Is he crazy? But still, it’s cute how excited he is.
“If you say so, handsome,” I say with a smile. “Can you tell the genders?” I ask the doctor.
“Looks like a boy and a girl.”
I grin at Tomas and he grins back, beaming at me with so much pride, my heart squeezes.
“I love you,” I tell him.
“And I love you.”Seven years later“Be careful,” Tomas says. “That’s hot!”
“Honey, she’s been using a skillet for a while now.” I grin. “She learned from the best.”
“From the best?” he says with a teasing scowl. “How many times have we seen the doctor for a burnt hand or a cut with a kitchen knife?”
I wave a hand to brush him off. “Oh, don’t be silly. A chef must learn to use real tools.”
“Real tools my ass,” he mutters.
“Or real tools on my ass,” I mutter back in his ear, so only he hears.
“Darling, not in front of the children,” he says with mock reproach.
“Afraid you’ll get me pregnant again?” I whisper back. “Hard to get a pregnant woman pregnant.”
I rest my hand atop my swollen belly and smile at him. I never dreamed I’d have any children, much less two sets of twins.
“And anyway, I wasn’t talking about me, but Camila.”
Shortly after we came back from our honeymoon, I asked Tomas to hunt down the chef my brother fired. It seems so long ago now. It took some time, but he found her, and to my delight, he hired her for our own kitchen. It makes my heart squeeze to see Camila working alongside my own children.
We’ve long since outgrown the lavish apartment in the compound and have settled down in suburbia just north of Boston. The Boston Bratva is alive and well, though the San Diego brotherhood collapsed after failed leadership about five years ago. The men I knew have scattered to different brotherhoods. I’m grateful. Knowing they’re no longer banded together somehow makes it easier to live my new life. To accept that I have a new family, and I’m the mom in this one.
“This looks delicious,” Tomas says approvingly at the simple meal of grilled cheese and homemade tomato soup. Our daughter, the spitting image of me, shoots him a toothless grin.
“Thank you, daddy,” she says.
“Let’s hope it’s edible,” her brother says.

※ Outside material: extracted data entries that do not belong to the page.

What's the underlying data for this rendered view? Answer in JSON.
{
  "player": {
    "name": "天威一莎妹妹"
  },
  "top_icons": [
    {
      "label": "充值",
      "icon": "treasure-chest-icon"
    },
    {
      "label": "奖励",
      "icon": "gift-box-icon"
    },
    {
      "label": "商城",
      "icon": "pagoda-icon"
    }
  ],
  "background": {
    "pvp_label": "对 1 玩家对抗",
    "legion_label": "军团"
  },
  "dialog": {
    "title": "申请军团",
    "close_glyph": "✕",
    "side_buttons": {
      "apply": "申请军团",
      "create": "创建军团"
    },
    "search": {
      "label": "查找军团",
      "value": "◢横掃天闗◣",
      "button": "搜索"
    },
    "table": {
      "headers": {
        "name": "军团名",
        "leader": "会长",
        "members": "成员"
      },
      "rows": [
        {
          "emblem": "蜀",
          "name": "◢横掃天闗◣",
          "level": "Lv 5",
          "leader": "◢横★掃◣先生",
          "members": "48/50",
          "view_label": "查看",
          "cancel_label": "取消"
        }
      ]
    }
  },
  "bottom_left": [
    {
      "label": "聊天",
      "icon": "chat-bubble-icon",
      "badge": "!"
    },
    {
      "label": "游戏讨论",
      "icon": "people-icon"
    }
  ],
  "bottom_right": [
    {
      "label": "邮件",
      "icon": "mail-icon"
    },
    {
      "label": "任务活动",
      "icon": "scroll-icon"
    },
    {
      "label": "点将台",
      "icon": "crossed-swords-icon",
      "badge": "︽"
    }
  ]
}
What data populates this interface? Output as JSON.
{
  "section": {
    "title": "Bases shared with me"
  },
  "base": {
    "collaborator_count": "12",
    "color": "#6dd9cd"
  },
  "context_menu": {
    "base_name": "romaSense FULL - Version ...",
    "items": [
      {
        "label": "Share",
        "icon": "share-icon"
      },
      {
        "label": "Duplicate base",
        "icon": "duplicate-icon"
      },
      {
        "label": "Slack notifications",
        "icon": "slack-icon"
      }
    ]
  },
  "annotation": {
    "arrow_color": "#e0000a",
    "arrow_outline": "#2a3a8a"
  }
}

“Edible?” Tomas repeats. “Behave yourself and be kind to your sister.” But he shoots me a wink. “That’s a pretty big word for a little boy. Must come from all those books your mother reads you.”
“Must be.” We eat while the kids chatter about their friends at school, the playdate at the park, and how they can’t wait for the leaves to change.
“Mom, today I learned about California,” my daughter says. “The teacher showed us pictures. I want to go some day.” I freeze, but Tomas takes it in stride.
“San Diego is a beautiful place to visit,” he says. “What is it that you want to see there.”
“The zoo!”
He lapses into great details about a zoo in Maine, and my daughter claps her hands, San Diego forgotten.
But I’ll never forget it.
And I’m glad that I won’t.
Remembering where I came from, and the pain of my past, gives me reasons to be grateful for the simple blessings of my life.